Norman Berry, a respected Plymouth Brethren Bible teacher, was on the line. His question was simple: “Would the Gospel Tent teenagers in Nova Scotia be interested in a project called Tabernacle Talks?” The Gospel Tent was an outreach by the Brethren in the Maritime provinces, and I was a part of it in the ‘60s. They held gospel meetings for both children and adults in a large tent.

Berry’s idea was to study the tabernacle for a summer or two in the various Gospel Tent areas. We would spend the following two summers building a model. I agreed to contact teenagers throughout the province and they showed overwhelming enthusiasm.

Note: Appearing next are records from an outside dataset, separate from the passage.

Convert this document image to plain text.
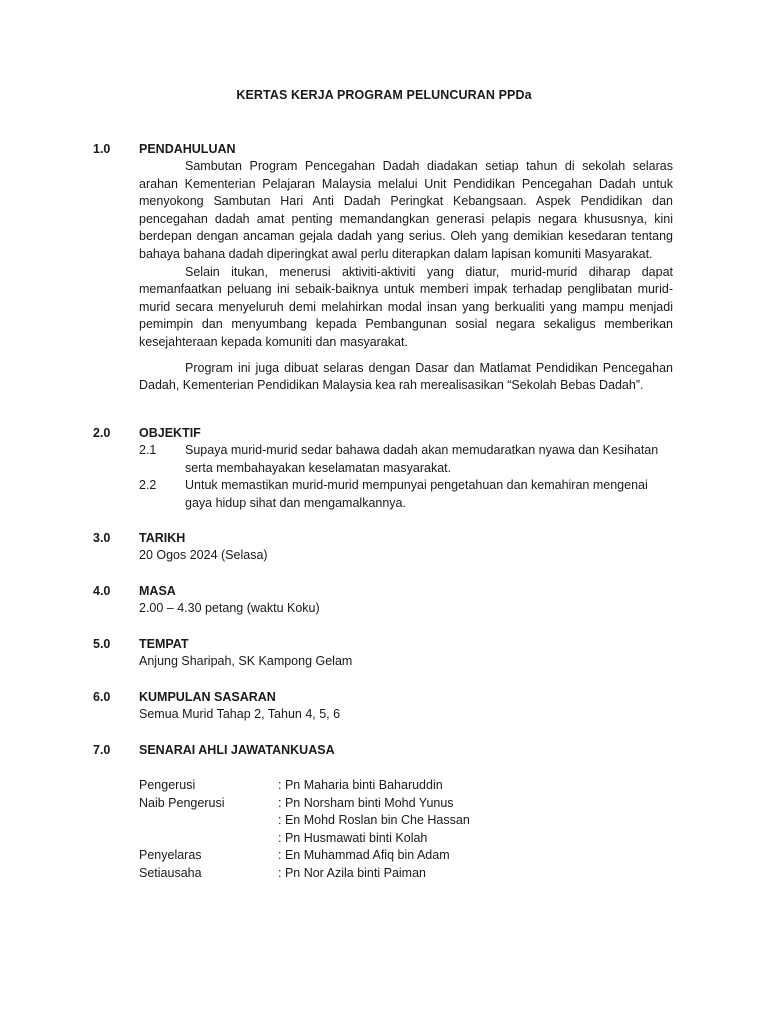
KERTAS KERJA PROGRAM PELUNCURAN PPDa
1.0 PENDAHULUAN

Sambutan Program Pencegahan Dadah diadakan setiap tahun di sekolah selaras arahan Kementerian Pelajaran Malaysia melalui Unit Pendidikan Pencegahan Dadah untuk menyokong Sambutan Hari Anti Dadah Peringkat Kebangsaan. Aspek Pendidikan dan pencegahan dadah amat penting memandangkan generasi pelapis negara khususnya, kini berdepan dengan ancaman gejala dadah yang serius. Oleh yang demikian kesedaran tentang bahaya bahana dadah diperingkat awal perlu diterapkan dalam lapisan komuniti Masyarakat.

Selain itukan, menerusi aktiviti-aktiviti yang diatur, murid-murid diharap dapat memanfaatkan peluang ini sebaik-baiknya untuk memberi impak terhadap penglibatan murid-murid secara menyeluruh demi melahirkan modal insan yang berkualiti yang mampu menjadi pemimpin dan menyumbang kepada Pembangunan sosial negara sekaligus memberikan kesejahteraan kepada komuniti dan masyarakat.

Program ini juga dibuat selaras dengan Dasar dan Matlamat Pendidikan Pencegahan Dadah, Kementerian Pendidikan Malaysia kea rah merealisasikan “Sekolah Bebas Dadah”.

2.0 OBJEKTIF
2.1 Supaya murid-murid sedar bahawa dadah akan memudaratkan nyawa dan Kesihatan serta membahayakan keselamatan masyarakat.
2.2 Untuk memastikan murid-murid mempunyai pengetahuan dan kemahiran mengenai gaya hidup sihat dan mengamalkannya.
3.0 TARIKH
20 Ogos 2024 (Selasa)
4.0 MASA
2.00 – 4.30 petang (waktu Koku)
5.0 TEMPAT
Anjung Sharipah, SK Kampong Gelam
6.0 KUMPULAN SASARAN
Semua Murid Tahap 2, Tahun 4, 5, 6
7.0 SENARAI AHLI JAWATANKUASA
Pengerusi	: Pn Maharia binti Baharuddin
Naib Pengerusi	: Pn Norsham binti Mohd Yunus
: En Mohd Roslan bin Che Hassan
: Pn Husmawati binti Kolah
Penyelaras	: En Muhammad Afiq bin Adam
Setiausaha	: Pn Nor Azila binti Paiman
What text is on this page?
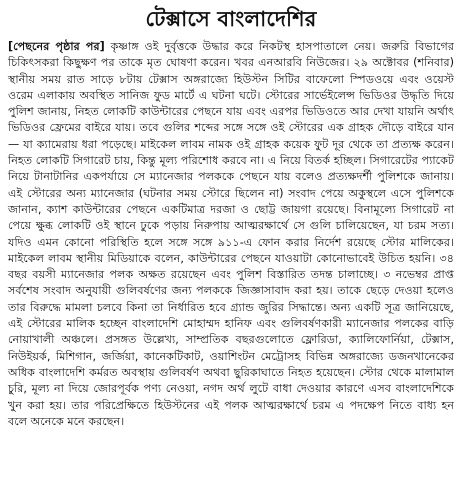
টেক্সাসে বাংলাদেশির

[পেছনের পৃষ্ঠার পর] কৃষ্ণাঙ্গ ওই দুর্বৃত্তকে উদ্ধার করে নিকটস্থ হাসপাতালে নেয়। জরুরি বিভাগের চিকিৎসকরা কিছুক্ষণ পর তাকে মৃত ঘোষণা করেন। খবর এনআরবি নিউজের। ২৯ অক্টোবর (শনিবার) স্থানীয় সময় রাত সাড়ে ৮টায় টেক্সাস অঙ্গরাজ্যে হিউস্টন সিটির বাফেলো স্পিডওয়ে এবং ওয়েস্ট ওরেম এলাকায় অবস্থিত সানিজ ফুড মার্টে এ ঘটনা ঘটে। স্টোরের সার্ভেইলেন্স ভিডিওর উদ্ধৃতি দিয়ে পুলিশ জানায়, নিহত লোকটি কাউন্টারের পেছনে যায় এবং এরপর ভিডিওতে আর দেখা যায়নি অর্থাৎ ভিডিওর ফ্রেমের বাইরে যায়। তবে গুলির শব্দের সঙ্গে সঙ্গে ওই স্টোরের এক গ্রাহক দৌড়ে বাইরে যান— যা ক্যামেরায় ধরা পড়েছে। মাইকেল লাবম নামক ওই গ্রাহক কয়েক ফুট দূর থেকে তা প্রত্যক্ষ করেন। নিহত লোকটি সিগারেট চায়, কিন্তু মূল্য পরিশোধ করবে না। এ নিয়ে বিতর্ক হচ্ছিল। সিগারেটের প্যাকেট নিয়ে টানাটানির একপর্যায়ে সে ম্যানেজার পলককে পেছনে যায় বলেও প্রত্যক্ষদর্শী পুলিশকে জানায়। এই স্টোরের অন্য ম্যানেজার (ঘটনার সময় স্টোরে ছিলেন না) সংবাদ পেয়ে অকুস্থলে এসে পুলিশকে জানান, ক্যাশ কাউন্টারের পেছনে একটিমাত্র দরজা ও ছোট্ট জায়গা রয়েছে। বিনামূল্যে সিগারেট না পেয়ে ক্ষুব্ধ লোকটি ওই স্থানে ঢুকে পড়ায় নিরুপায় আত্মরক্ষার্থে সে গুলি চালিয়েছেন, যা চরম সত্য। যদিও এমন কোনো পরিস্থিতি হলে সঙ্গে সঙ্গে ৯১১-এ ফোন করার নির্দেশ রয়েছে স্টোর মালিকের। মাইকেল লাবম স্থানীয় মিডিয়াকে বলেন, কাউন্টারের পেছনে যাওয়াটা কোনোভাবেই উচিত হয়নি। ৩৪ বছর বয়সী ম্যানেজার পলক অক্ষত রয়েছেন এবং পুলিশ বিস্তারিত তদন্ত চালাচ্ছে। ৩ নভেম্বর প্রাপ্ত সর্বশেষ সংবাদ অনুযায়ী গুলিবর্ষণের জন্য পলককে জিজ্ঞাসাবাদ করা হয়। তাকে ছেড়ে দেওয়া হলেও তার বিরুদ্ধে মামলা চলবে কিনা তা নির্ধারিত হবে গ্র্যান্ড জুরির সিদ্ধান্তে। অন্য একটি সূত্র জানিয়েছে, এই স্টোরের মালিক হচ্ছেন বাংলাদেশি মোহাম্মদ হানিফ এবং গুলিবর্ষণকারী ম্যানেজার পলকের বাড়ি নোয়াখালী অঞ্চলে। প্রসঙ্গত উল্লেখ্য, সাম্প্রতিক বছরগুলোতে ফ্লোরিডা, ক্যালিফোর্নিয়া, টেক্সাস, নিউইয়র্ক, মিশিগান, জর্জিয়া, কানেকটিকাট, ওয়াশিংটন মেট্রোসহ বিভিন্ন অঙ্গরাজ্যে ডজনখানেকের অধিক বাংলাদেশি কর্মরত অবস্থায় গুলিবর্ষণ অথবা ছুরিকাঘাতে নিহত হয়েছেন। স্টোর থেকে মালামাল চুরি, মূল্য না দিয়ে জোরপূর্বক পণ্য নেওয়া, নগদ অর্থ লুটে বাধা দেওয়ার কারণে এসব বাংলাদেশিকে খুন করা হয়। তার পরিপ্রেক্ষিতে হিউস্টনের এই পলক আত্মরক্ষার্থে চরম এ পদক্ষেপ নিতে বাধ্য হন বলে অনেকে মনে করছেন।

We started our study of Exodus in July, five afternoons a week, and made detailed notes. I soon realized that the tabernacle is a living, vital organism, sacred in its significance, practical in its service—and it has special meaning for the Christian walk in the 21st century. As Christians, we learn from it the importance of community in our ministry of spiritual healing and social justice. Israel had just left Egypt, after many years of slavery. They were a downtrodden and bitter people, and needed the spiritual healing that only God can impart. The tabernacle provided a centre for their whole lives, including their spiritual, social and civil needs. When we know something of ancient Israel’s struggles, it motivates us to be strong in God’s work. We realize that in all phases of our lives, healing first of all originates with God. Only then can we have a ministry of spiritual help to others.

Since that phone call over half a century ago, I have continued studying and teaching the tabernacle to Sunday schools, teens and adults. I’ve built detailed models to use as teaching tools. When I taught the subject on a regular basis, each class was part of a series, dependent upon the previous lessons for continuity.

My main emphasis was always the spiritual meaning of the tabernacle, as explained and alluded to in other parts of the Bible. The common thing former pupils have told me over the years is that the lessons helped open up to them other scriptures (such as the Book of Hebrews) that they had trouble understanding. I’m currently working on a book on the subject, and am building another detailed model. The tentative title is Project Sanctuary.

This study is not for the fainthearted! The treasures of God’s word require our utmost attention. My prayer is that you will enter with me into the sanctuary and come away, as I have, with life-guiding principles for the Christian walk.


About John Wamboldt

John Wamboldt is an elder at Saint David’s, Halifax. In 2012, he retired from active duty on session and as superintendent of the Sunday school.